Dans ces capitales qui s’appellent Paris, Londres et New-York, on découvre chaque jour des aspects nouveaux du hideux et du terrible. Sous le masque brillant de la ville officielle, voilà ce qui s’agite au fond de l’égout. New-York a son quartier des Five-Points, qui est l’analogue de notre ancienne Cité : comme dans certains quartiers de Londres, on ne s’y aventure que suivi de deux policemen. Boston aussi a son quartier dantesque, à l’entrée duquel on peut dire : Lasciate ogni speranza, si l’on n’est pas prêt à se défendre et guidé par le bon ange de la police. Il en est de même dans tous ces lieux où le commerce, en apportant les richesses du monde, en dépose aussi l’écume et l’ordure. La charité aventureuse des dames de New-York n’a pas craint de pénétrer dans ces horreurs et de bâtir une école au milieu des bouges fangeux et pourris dont elles entreprenaient de régénérer les habitans.
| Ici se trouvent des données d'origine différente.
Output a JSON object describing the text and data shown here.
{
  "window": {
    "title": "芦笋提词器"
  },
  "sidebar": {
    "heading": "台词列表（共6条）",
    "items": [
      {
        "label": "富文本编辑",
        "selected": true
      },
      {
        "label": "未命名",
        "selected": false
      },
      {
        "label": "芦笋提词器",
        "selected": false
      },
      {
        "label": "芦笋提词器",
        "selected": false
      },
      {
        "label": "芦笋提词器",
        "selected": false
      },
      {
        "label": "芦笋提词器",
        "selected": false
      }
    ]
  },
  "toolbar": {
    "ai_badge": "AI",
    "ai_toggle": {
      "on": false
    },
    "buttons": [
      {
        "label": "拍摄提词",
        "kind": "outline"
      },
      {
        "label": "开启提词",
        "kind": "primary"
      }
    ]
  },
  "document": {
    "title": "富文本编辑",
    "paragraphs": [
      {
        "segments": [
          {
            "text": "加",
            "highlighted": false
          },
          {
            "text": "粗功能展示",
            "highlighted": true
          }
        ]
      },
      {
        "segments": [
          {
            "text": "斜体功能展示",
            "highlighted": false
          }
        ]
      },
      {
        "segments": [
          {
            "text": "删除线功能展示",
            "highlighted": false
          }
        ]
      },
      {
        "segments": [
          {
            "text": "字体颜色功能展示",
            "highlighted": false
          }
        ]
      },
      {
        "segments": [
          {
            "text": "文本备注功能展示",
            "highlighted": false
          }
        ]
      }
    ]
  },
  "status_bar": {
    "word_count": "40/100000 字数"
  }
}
L’école des Five-Points prospère à souhait, et il ne lui faudra pas beaucoup d’années pour relever le niveau moral de cette population de hasard jetée là par la débauche et instruite par la misère à tous les vices, tant l’école, ou, comme il est de mode aujourd’hui de le dire en style figuré, tant la lumière est le moyen d’assainir et de féconder l’âme humaine !….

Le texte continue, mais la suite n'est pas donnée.